Finalmente, la noción de subjetividad escindida, atomizada, subdividida en partículas cuánticas. Los retazos o colgajos de lo que pudimos ser. El discurso del espectador. La pasividad rotunda, de ver, mirar, y por sobre todo consumir, los relatos, repetidos y repetitivos de narraciones insustanciales que nos acarician, en cada momento, por no despegarnos de la trampa de seguir siendo vividos, leídos, y redactados, por algo que nos excedió y excede. Lo que no es un otro, dado que no hay búsqueda, deseo ni subjetividad. Apenas un sitio al que rehusamos llegar, pero al que dejamos de simbolizar, de traducirlo para que signifiquen otras cosas, de vincularnos y enlazarnos con los que podríamos reconocer como demás. La imaginación sobrevive en el inconsciente, en tal reducto del que nació el discurso del analista, que ahora es la sinrazón del extravío.
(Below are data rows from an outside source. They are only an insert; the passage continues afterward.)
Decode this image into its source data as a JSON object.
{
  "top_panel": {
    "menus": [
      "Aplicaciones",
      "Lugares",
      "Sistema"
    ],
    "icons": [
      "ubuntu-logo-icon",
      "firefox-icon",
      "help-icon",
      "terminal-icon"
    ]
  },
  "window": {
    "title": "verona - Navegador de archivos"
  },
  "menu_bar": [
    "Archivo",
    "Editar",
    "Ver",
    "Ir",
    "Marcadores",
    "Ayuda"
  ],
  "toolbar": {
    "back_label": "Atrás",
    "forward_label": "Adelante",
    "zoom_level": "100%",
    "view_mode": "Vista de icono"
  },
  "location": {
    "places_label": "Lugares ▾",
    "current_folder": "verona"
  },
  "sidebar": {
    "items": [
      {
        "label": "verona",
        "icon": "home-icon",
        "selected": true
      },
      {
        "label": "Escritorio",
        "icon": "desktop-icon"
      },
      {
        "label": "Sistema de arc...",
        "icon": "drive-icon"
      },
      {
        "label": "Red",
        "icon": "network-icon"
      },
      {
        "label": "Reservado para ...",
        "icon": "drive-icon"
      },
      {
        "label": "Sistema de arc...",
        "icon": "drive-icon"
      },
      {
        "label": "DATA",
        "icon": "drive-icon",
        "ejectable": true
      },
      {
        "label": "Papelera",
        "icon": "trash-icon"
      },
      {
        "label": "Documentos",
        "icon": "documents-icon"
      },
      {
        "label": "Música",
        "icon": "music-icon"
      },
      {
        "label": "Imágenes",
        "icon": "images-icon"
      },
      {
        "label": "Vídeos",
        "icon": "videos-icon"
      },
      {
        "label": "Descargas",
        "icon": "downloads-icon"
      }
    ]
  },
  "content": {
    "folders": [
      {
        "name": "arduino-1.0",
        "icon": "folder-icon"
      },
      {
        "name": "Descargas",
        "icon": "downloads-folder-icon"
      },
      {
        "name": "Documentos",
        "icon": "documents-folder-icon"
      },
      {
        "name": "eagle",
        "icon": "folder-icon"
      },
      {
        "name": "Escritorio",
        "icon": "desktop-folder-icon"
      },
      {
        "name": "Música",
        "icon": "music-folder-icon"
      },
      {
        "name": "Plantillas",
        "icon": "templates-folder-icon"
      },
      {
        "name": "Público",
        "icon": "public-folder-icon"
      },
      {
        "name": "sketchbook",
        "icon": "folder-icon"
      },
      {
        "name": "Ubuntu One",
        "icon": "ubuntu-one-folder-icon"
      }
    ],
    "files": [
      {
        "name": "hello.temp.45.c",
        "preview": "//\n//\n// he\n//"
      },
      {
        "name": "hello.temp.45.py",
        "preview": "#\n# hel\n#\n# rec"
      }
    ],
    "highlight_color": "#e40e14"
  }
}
Ofrecemos los presentes vocablos, para restituir la búsqueda, el deseo de lo humano, el reencuentro de la subjetividad, los lazos con los otros. Algunos dirán que esto es ni más ni menos que el discurso del filósofo. Será una anécdota. Sigamos intentando pensar, pese a todo, no desertemos de este último resquicio de singularidad.